Whenever an employee working for you is away from work due to illness, it’s often causing some degree of frustration. Because unexpected absences, can be detrimental to the productivity and efficiency of your operations. Furthermore, there are direct costs associated with paid sick leave or other benefits. And there is also the cost of other employees working overtime to complete the work not being done by the absent employee. As an employer, you probably understand that some degree of absenteeism is to be tolerated as a cost of doing business. But you are also entitled to expect regular ongoing attendance from your employees.
WHEN MISSING WORK BECOMES PROBLEMATIC
A recent study from Morneau Shepell found that slightly more than 52% of incidental absence is not due to illness. So work-related factors were found to play a big role in predicting whether the type of absence is related to illness or non-illness reasons.
Excessive absenteeism occurs whenever an employee regularly calls in “sick” but is unable to substantiate the illness with satisfactory medical documentation. And such employees will frequently undermine employer attempts to confirm any illness by arguing that they were unable to see a doctor on short notice or that they were too ill to leave the house.
In order to determine whether there is an absenteeism problem, as an employer you may consider doing the following:
- Identify the total number of days off and number of separate instances of absenteeism for each employee within the last one month, three months and 12 months; and
- Identify the worst 10% (or other % below which there is a significant gap) in each monitoring time period (because some employees will be in the worst 10% in one period but not in others); and
- Consider the reasons for absence: maternity leave, personal emergency leave, child care leave, etc. These absences do not require any corrective actions. Even if the employee is in the worth 10%; and
- Consider whether there is a pattern of absences (Fridays, long weekends, etc.); and
- Deal with the worst cases first
By managing absenteeism that way, your approach will be much more quantifiable and therefore objective. So you want to have these statistics in order to track absenteeism and have a consistent approach.
CULPABLE VERSUS NON-CULPABLE ABSENCES
Excessive absenteeism described above is usually the result of employees’ desire to miss work due to reasons unrelated to illness. So the casual absences not supported by doctor’s notes may be considered culpable. Culpable absences are things within the control of the employee and that could be avoided. Such as: absences due to car problems, traffic or sleeping in, leaving work without permission or failing to notify you, the employer, of an absence. Culpable absences are those considered unreasonable such as those absences consistently occurring after a long weekend.

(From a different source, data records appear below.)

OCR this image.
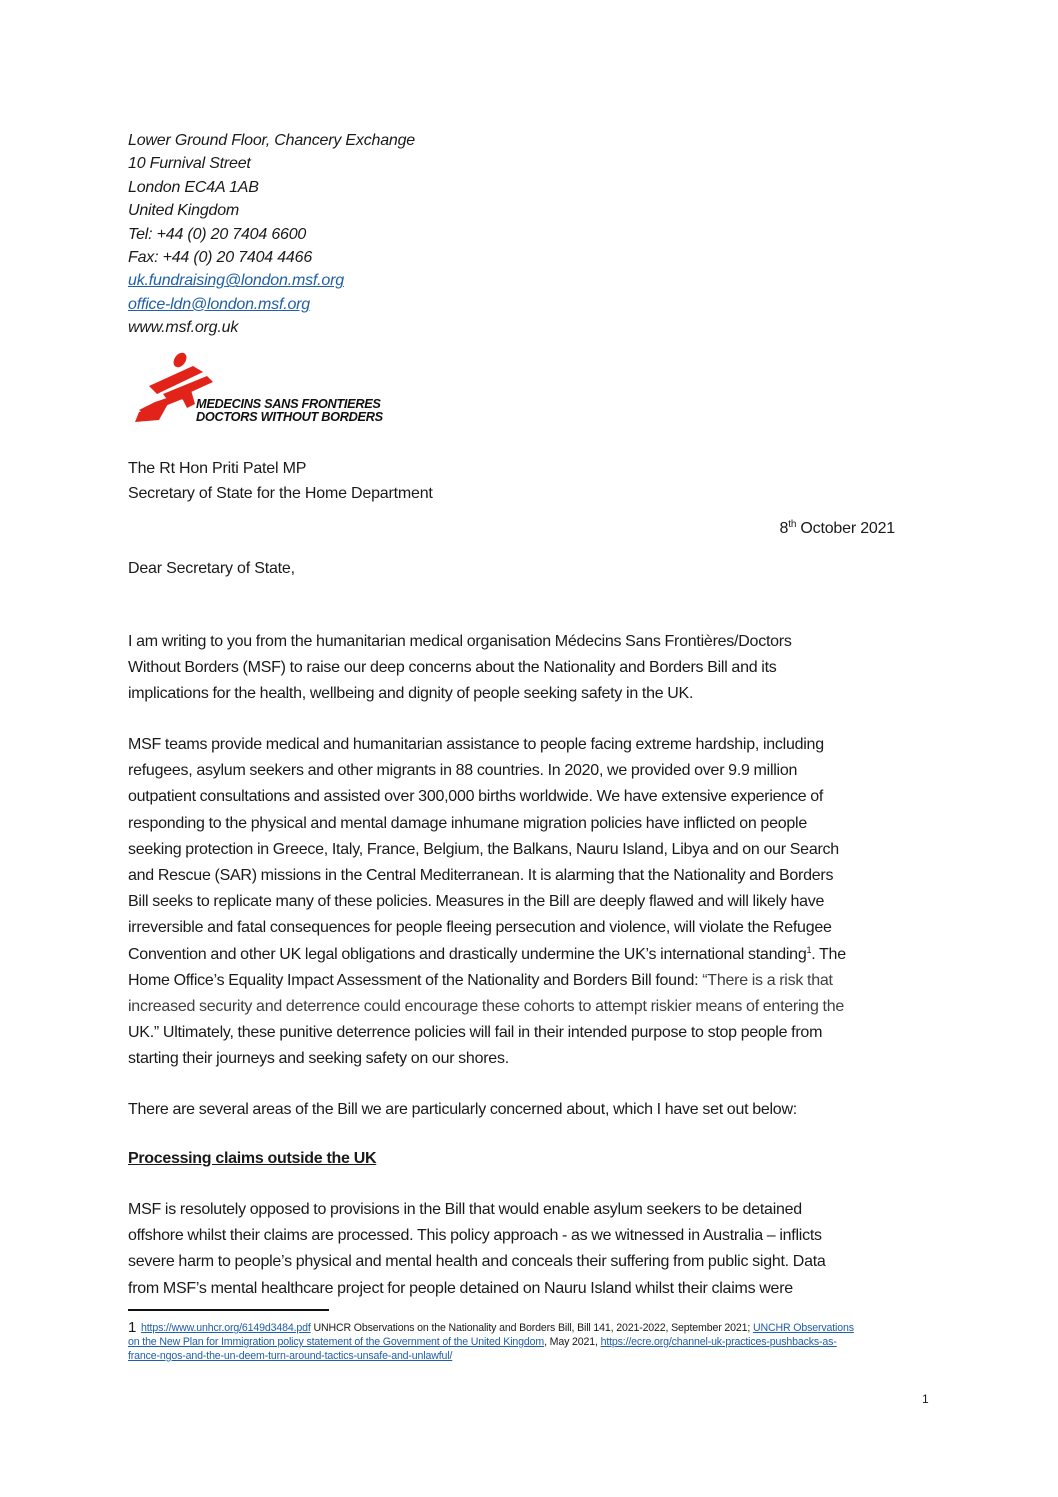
Lower Ground Floor, Chancery Exchange
10 Furnival Street
London EC4A 1AB
United Kingdom
Tel: +44 (0) 20 7404 6600
Fax: +44 (0) 20 7404 4466
uk.fundraising@london.msf.org
office-ldn@london.msf.org
www.msf.org.uk
MEDECINS SANS FRONTIERES
DOCTORS WITHOUT BORDERS
The Rt Hon Priti Patel MP
Secretary of State for the Home Department
8th October 2021
Dear Secretary of State,
I am writing to you from the humanitarian medical organisation Médecins Sans Frontières/Doctors
Without Borders (MSF) to raise our deep concerns about the Nationality and Borders Bill and its
implications for the health, wellbeing and dignity of people seeking safety in the UK.
MSF teams provide medical and humanitarian assistance to people facing extreme hardship, including
refugees, asylum seekers and other migrants in 88 countries. In 2020, we provided over 9.9 million
outpatient consultations and assisted over 300,000 births worldwide. We have extensive experience of
responding to the physical and mental damage inhumane migration policies have inflicted on people
seeking protection in Greece, Italy, France, Belgium, the Balkans, Nauru Island, Libya and on our Search
and Rescue (SAR) missions in the Central Mediterranean. It is alarming that the Nationality and Borders
Bill seeks to replicate many of these policies. Measures in the Bill are deeply flawed and will likely have
irreversible and fatal consequences for people fleeing persecution and violence, will violate the Refugee
Convention and other UK legal obligations and drastically undermine the UK’s international standing$^1$. The
Home Office’s Equality Impact Assessment of the Nationality and Borders Bill found: “There is a risk that
increased security and deterrence could encourage these cohorts to attempt riskier means of entering the
UK.” Ultimately, these punitive deterrence policies will fail in their intended purpose to stop people from
starting their journeys and seeking safety on our shores.
There are several areas of the Bill we are particularly concerned about, which I have set out below:
Processing claims outside the UK
MSF is resolutely opposed to provisions in the Bill that would enable asylum seekers to be detained
offshore whilst their claims are processed. This policy approach - as we witnessed in Australia – inflicts
severe harm to people’s physical and mental health and conceals their suffering from public sight. Data
from MSF’s mental healthcare project for people detained on Nauru Island whilst their claims were
1 https://www.unhcr.org/6149d3484.pdf UNHCR Observations on the Nationality and Borders Bill, Bill 141, 2021-2022, September 2021; UNCHR Observations
on the New Plan for Immigration policy statement of the Government of the United Kingdom, May 2021, https://ecre.org/channel-uk-practices-pushbacks-as-
france-ngos-and-the-un-deem-turn-around-tactics-unsafe-and-unlawful/
1
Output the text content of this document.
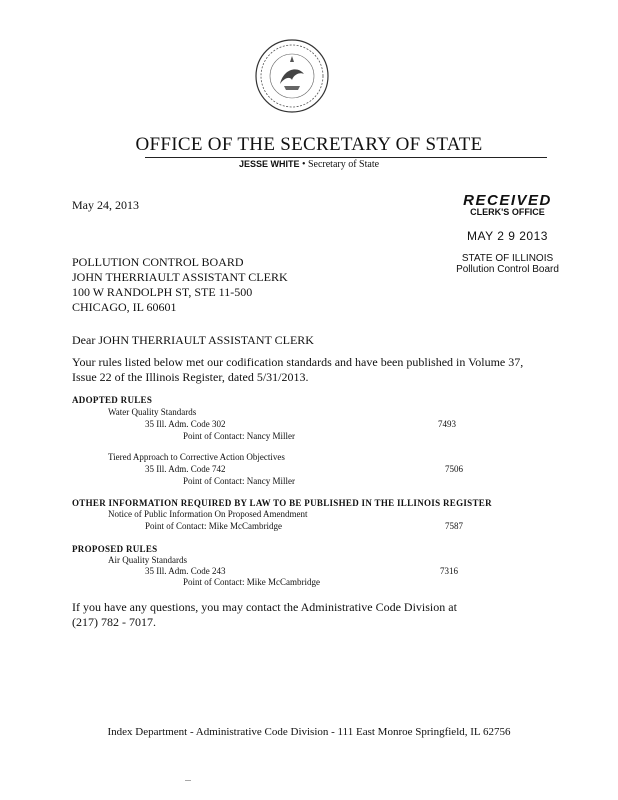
OFFICE OF THE SECRETARY OF STATE
JESSE WHITE • Secretary of State
May 24, 2013	RECEIVED
CLERK'S OFFICE
MAY 2 9 2013
STATE OF ILLINOIS
Pollution Control Board
POLLUTION CONTROL BOARD
JOHN THERRIAULT ASSISTANT CLERK
100 W RANDOLPH ST, STE 11-500
CHICAGO, IL 60601
Dear JOHN THERRIAULT ASSISTANT CLERK
Your rules listed below met our codification standards and have been published in Volume 37, Issue 22 of the Illinois Register, dated 5/31/2013.
ADOPTED RULES
Water Quality Standards
35 Ill. Adm. Code 302	7493
Point of Contact: Nancy Miller
Tiered Approach to Corrective Action Objectives
35 Ill. Adm. Code 742	7506
Point of Contact: Nancy Miller
OTHER INFORMATION REQUIRED BY LAW TO BE PUBLISHED IN THE ILLINOIS REGISTER
Notice of Public Information On Proposed Amendment
Point of Contact: Mike McCambridge	7587
PROPOSED RULES
Air Quality Standards
35 Ill. Adm. Code 243	7316
Point of Contact: Mike McCambridge
If you have any questions, you may contact the Administrative Code Division at
(217) 782 - 7017.
Index Department - Administrative Code Division - 111 East Monroe Springfield, IL 62756
...
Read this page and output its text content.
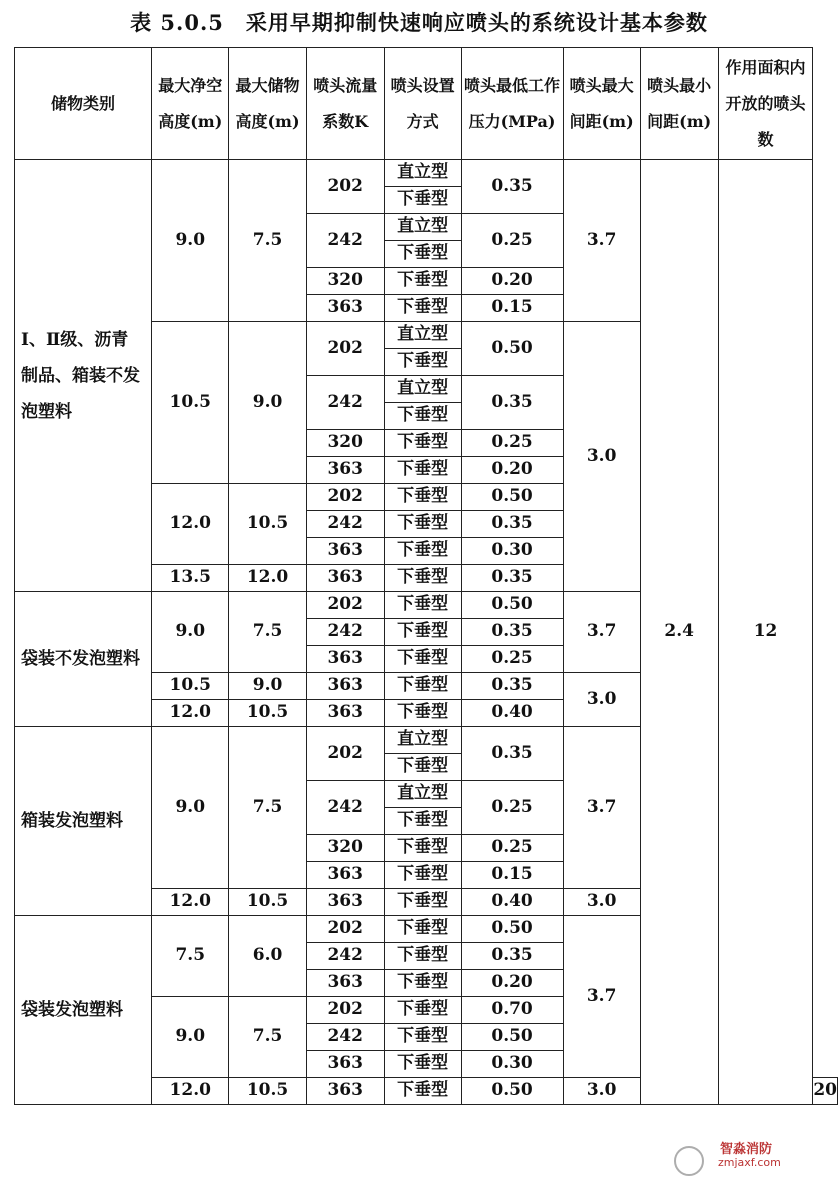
表 5.0.5　采用早期抑制快速响应喷头的系统设计基本参数
储物类别	最大净空高度(m)	最大储物高度(m)	喷头流量系数K	喷头设置方式	喷头最低工作压力(MPa)	喷头最大间距(m)	喷头最小间距(m)	作用面积内开放的喷头数	
Ⅰ、Ⅱ级、沥青制品、箱装不发泡塑料	9.0	7.5	202	直立型	0.35	3.7	2.4	12	
				下垂型					
			242	直立型	0.25				
				下垂型					
			320	下垂型	0.20				
			363	下垂型	0.15				
	10.5	9.0	202	直立型	0.50	3.0			
				下垂型					
			242	直立型	0.35				
				下垂型					
			320	下垂型	0.25				
			363	下垂型	0.20				
	12.0	10.5	202	下垂型	0.50				
			242	下垂型	0.35				
			363	下垂型	0.30				
	13.5	12.0	363	下垂型	0.35				
袋装不发泡塑料	9.0	7.5	202	下垂型	0.50	3.7			
			242	下垂型	0.35				
			363	下垂型	0.25				
	10.5	9.0	363	下垂型	0.35	3.0			
	12.0	10.5	363	下垂型	0.40				
箱装发泡塑料	9.0	7.5	202	直立型	0.35	3.7			
				下垂型					
			242	直立型	0.25				
				下垂型					
			320	下垂型	0.25				
			363	下垂型	0.15				
	12.0	10.5	363	下垂型	0.40	3.0			
袋装发泡塑料	7.5	6.0	202	下垂型	0.50	3.7			
			242	下垂型	0.35				
			363	下垂型	0.20				
	9.0	7.5	202	下垂型	0.70				
			242	下垂型	0.50				
			363	下垂型	0.30				
	12.0	10.5	363	下垂型	0.50	3.0			20
智淼消防
zmjaxf.com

COUNSELING VERSUS DISCIPLINE
Although culpable absenteeism should be addressed in the same manner as other disciplinary conduct, a recent case law clearly distinguished the differences in responses to culpable versus non-culpable absenteeism by focusing on the distinction between counselling and discipline. The case law stipulates the following: it appears that a counselling letter advising an employee of the concerns of the employer regarding excessive absenteeism and indicating that a failure to improve that record may result in discharge is not, in and of itself, disciplinary in nature. Indeed, it is regarded as a necessary prerequisite to the subsequent exercise of the right to terminate for innocent absenteeism where that is found to be necessary.
So, at the end of the day, an Attendance Management Program must not be discriminatory. As an employer, you must consistently enforce the policy.
Your policy must establish a threshold of absences at which you can begin to counsel your employees about their attendance. It must be flexible in order to allow you to consider unique circumstances to each employee. Where expectations are clearly set out, and the policy is consistently and fairly applied, attendance management policies are a useful way to curb excessive non-culpable absenteeism.